Suppose that a data analyst wishes to report the results of a least squares linear regression only if the overall null hypothesis, $H_0^{1:p}: \beta_1= \beta_2 = \ldots = \beta_p=0$, is rejected. This practice, which we refer to as F-screening (since the overall null hypothesis is typically tested using an $F$-statistic), is in fact common practice across a number of applied fields. Unfortunately, it poses a problem: standard guarantees for the inferential outputs of linear regression, such as Type 1 error control of hypothesis tests and nominal coverage of confidence intervals, hold unconditionally, but fail to hold conditional on rejection of the overall null hypothesis. In this paper, we develop an inferential toolbox for the coefficients in a least squares model that are valid conditional on rejection of the overall null hypothesis. We develop selective p-values that lead to tests that are consistent and control the selective Type 1 error, i.e., the Type 1 error conditional on having rejected the overall null hypothesis. Furthermore, they can be computed without access to the raw data, i.e., using only the standard outputs of a least squares linear regression, and therefore are suitable for use in a retrospective analysis of a published study. We also develop confidence intervals that attain nominal selective coverage, and point estimates that account for having rejected the overall null hypothesis. We derive an expression for the Fisher information about the coefficients resulting from the proposed approach, and compare this to the Fisher information that results from an alternative approach that relies on sample splitting. We investigate the proposed approach in simulation and via re-analysis of two datasets from the biomedical literature.

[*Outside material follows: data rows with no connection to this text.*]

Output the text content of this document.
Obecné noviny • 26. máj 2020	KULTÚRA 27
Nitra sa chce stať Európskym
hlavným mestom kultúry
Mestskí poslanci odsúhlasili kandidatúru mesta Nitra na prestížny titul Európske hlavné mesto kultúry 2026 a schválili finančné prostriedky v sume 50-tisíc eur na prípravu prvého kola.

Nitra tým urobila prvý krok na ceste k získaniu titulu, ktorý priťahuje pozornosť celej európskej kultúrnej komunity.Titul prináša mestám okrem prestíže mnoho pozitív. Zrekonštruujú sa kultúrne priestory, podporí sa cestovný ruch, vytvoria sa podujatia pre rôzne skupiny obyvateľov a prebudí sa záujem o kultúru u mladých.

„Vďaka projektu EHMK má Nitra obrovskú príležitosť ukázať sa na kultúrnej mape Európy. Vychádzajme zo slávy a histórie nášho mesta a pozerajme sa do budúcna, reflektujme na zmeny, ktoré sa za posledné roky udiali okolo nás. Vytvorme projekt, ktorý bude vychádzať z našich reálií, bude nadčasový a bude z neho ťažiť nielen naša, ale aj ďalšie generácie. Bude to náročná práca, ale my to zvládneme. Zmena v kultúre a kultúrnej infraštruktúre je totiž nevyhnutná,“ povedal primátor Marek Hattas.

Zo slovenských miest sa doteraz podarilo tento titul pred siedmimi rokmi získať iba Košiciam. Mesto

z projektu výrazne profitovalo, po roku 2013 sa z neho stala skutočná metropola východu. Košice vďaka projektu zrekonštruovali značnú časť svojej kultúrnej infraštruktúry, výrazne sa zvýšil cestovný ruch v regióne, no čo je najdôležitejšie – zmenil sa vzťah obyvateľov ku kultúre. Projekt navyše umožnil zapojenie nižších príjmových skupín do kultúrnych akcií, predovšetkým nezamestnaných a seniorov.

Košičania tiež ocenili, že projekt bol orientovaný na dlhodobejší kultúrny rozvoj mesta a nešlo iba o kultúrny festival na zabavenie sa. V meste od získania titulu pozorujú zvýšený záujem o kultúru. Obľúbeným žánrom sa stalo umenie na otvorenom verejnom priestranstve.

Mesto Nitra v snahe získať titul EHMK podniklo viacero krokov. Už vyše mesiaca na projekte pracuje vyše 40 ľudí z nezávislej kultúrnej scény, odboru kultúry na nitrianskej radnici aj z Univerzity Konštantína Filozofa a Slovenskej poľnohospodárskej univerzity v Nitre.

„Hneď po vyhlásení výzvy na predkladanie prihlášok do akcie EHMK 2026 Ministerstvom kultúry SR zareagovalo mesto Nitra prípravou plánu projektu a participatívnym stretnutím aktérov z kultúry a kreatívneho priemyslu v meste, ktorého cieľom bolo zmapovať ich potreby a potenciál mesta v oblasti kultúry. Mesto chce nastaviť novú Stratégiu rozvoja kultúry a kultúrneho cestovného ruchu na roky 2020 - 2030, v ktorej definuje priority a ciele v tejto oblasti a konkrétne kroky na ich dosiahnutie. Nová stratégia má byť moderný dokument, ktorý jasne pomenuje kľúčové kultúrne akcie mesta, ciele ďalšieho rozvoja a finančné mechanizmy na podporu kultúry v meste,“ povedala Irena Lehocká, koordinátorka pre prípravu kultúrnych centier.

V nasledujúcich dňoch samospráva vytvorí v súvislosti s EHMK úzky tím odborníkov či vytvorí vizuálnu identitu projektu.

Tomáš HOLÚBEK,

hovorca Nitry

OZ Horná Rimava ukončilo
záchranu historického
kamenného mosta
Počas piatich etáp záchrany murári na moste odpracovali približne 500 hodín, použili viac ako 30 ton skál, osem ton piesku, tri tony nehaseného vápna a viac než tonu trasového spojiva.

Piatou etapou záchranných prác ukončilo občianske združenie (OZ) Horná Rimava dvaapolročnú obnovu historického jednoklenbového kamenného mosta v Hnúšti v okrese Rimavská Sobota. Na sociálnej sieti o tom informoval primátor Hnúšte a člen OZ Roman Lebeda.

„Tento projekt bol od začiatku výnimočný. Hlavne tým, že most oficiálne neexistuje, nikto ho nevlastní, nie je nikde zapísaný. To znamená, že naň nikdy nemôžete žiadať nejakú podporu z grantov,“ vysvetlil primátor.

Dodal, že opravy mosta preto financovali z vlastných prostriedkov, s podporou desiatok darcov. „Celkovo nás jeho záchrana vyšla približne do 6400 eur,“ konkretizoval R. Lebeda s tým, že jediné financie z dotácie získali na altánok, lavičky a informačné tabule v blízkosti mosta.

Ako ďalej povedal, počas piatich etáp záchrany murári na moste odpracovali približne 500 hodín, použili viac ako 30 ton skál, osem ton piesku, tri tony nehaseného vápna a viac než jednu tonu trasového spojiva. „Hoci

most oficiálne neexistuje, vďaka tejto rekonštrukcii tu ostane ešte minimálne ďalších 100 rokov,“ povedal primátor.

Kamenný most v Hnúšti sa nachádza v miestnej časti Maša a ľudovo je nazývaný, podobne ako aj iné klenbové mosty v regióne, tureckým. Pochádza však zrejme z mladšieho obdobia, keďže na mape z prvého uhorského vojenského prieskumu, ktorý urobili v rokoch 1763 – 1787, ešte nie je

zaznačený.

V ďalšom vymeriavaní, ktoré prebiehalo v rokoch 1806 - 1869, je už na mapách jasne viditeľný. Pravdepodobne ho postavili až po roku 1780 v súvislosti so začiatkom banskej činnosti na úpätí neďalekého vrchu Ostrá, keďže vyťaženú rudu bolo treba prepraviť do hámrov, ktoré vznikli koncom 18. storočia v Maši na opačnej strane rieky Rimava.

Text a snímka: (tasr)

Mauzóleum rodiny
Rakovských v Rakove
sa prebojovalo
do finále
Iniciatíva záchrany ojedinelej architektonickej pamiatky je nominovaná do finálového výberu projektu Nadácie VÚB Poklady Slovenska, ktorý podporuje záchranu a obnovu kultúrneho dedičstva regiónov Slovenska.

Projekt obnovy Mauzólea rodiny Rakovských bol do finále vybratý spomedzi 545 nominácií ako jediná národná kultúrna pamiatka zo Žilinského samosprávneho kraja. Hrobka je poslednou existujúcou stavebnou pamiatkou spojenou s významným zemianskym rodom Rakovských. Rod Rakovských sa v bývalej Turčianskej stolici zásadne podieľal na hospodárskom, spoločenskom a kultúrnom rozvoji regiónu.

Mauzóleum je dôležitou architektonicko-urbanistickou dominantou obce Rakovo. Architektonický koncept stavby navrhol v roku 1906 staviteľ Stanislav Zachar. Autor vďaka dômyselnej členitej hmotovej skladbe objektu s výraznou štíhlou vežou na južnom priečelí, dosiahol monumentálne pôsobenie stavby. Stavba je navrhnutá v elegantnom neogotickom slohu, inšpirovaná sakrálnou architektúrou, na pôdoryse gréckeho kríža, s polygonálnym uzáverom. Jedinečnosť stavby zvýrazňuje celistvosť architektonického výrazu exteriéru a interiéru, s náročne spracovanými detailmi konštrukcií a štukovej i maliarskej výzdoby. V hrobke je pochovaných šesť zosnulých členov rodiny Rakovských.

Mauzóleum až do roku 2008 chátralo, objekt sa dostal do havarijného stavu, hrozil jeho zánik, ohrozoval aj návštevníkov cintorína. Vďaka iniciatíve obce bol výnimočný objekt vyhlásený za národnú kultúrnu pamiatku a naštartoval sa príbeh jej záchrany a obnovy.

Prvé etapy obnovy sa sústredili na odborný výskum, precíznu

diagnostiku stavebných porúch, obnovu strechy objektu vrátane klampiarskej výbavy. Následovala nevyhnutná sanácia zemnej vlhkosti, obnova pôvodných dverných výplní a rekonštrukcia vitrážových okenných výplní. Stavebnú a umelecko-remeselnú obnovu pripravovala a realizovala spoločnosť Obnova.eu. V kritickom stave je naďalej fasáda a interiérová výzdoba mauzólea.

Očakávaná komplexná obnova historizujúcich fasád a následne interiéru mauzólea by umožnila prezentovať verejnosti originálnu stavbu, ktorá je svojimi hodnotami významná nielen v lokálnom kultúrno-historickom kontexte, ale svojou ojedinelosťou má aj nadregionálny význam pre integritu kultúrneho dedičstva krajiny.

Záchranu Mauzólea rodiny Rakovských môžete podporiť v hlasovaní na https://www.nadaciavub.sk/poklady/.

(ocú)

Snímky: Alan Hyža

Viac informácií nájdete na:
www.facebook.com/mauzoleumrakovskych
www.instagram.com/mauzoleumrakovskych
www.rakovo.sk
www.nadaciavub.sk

翻译：假设数据分析师仅当整体零假设 $H_0^{1:p}: \beta_1= \beta_2 = \ldots = \beta_p=0$ 被拒绝时，才报告最小二乘线性回归的结果。这种实践（我们称之为F筛选，因为整体零假设通常使用$F$统计量进行检验）在多个应用领域中实际上是常见做法。然而，这带来了一个问题：线性回归推断输出的标准保证（如假设检验的I类错误控制和置信区间的名义覆盖率）是无条件成立的，但在整体零假设被拒绝的条件下不再成立。本文针对最小二乘模型中的系数，开发了一套在整体零假设被拒绝条件下有效的推断工具。我们提出了选择性p值，这些p值产生的检验具有一致性，并能控制选择性I类错误（即在整体零假设被拒绝条件下的I类错误）。此外，这些p值无需访问原始数据即可计算（仅需最小二乘线性回归的标准输出），因此适用于对已发表研究进行回顾性分析。我们还开发了达到名义选择性覆盖率的置信区间，以及考虑了整体零假设被拒绝情况的点估计。我们推导了所提方法产生的系数Fisher信息表达式，并将其与依赖样本分割的替代方法产生的Fisher信息进行比较。我们通过模拟和重新分析生物医学文献中的两个数据集，对所提方法进行了研究。